O aumento da concentração dos gases de efeito estufa na atmosfera intensifica o efeito estufa natural da Terra e o planeta se aquece. O termo aquecimento global é atribuído exatamente a esse aumento de temperatura provocado pela intensificação do efeito estufa. Os gases que mais contribuem para o aquecimento global são o gás carbônico, o metano e o óxido nitroso.

“O mais importante de tudo é que as mudanças climáticas globais estão contribuindo para repensarmos nosso modo de vida, a maneira como está se dando o desenvolvimento da humanidade. Isso nos faz concluir que o modelo de desenvolvimento econômico e social que adotamos não é sustentável para o planeta. Temos que mudar a maneira com que tratamos o meio ambiente, inclusive para a sobrevivência de muitas espécies”, declara Manzi.

Homem x meio ambiente

Existem mudanças climáticas que são de origens naturais e o clima está mudando o tempo todo.

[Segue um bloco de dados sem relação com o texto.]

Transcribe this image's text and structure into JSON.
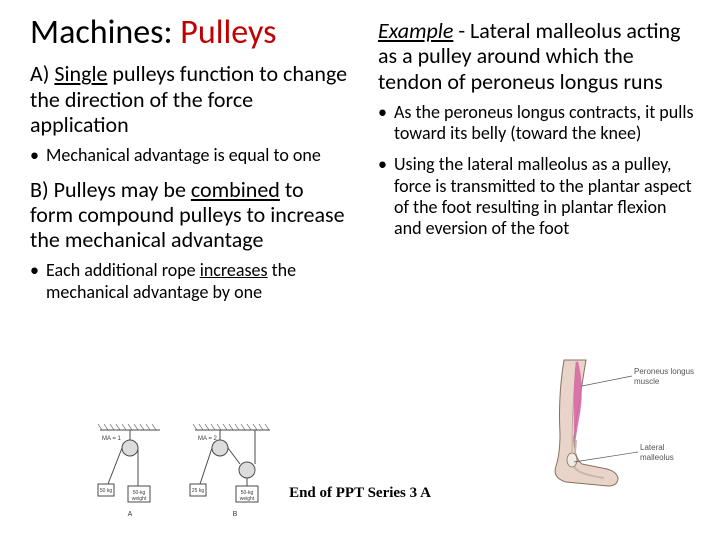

Mas as mudanças climáticas globais, aquelas que acontecem com interferência do homem, se somam às mudanças climáticas naturais. Para Manzi, as mudanças climáticas globais podem levar a grandes consequências

Atualmente, as mudanças climáticas globais deixaram de ser um problema técnico e científico para tornar-se político. Essa situação está levando a uma mudança de atitude e isso levará a uma modificação importante na maneira com que o homem explora os recursos naturais do planeta.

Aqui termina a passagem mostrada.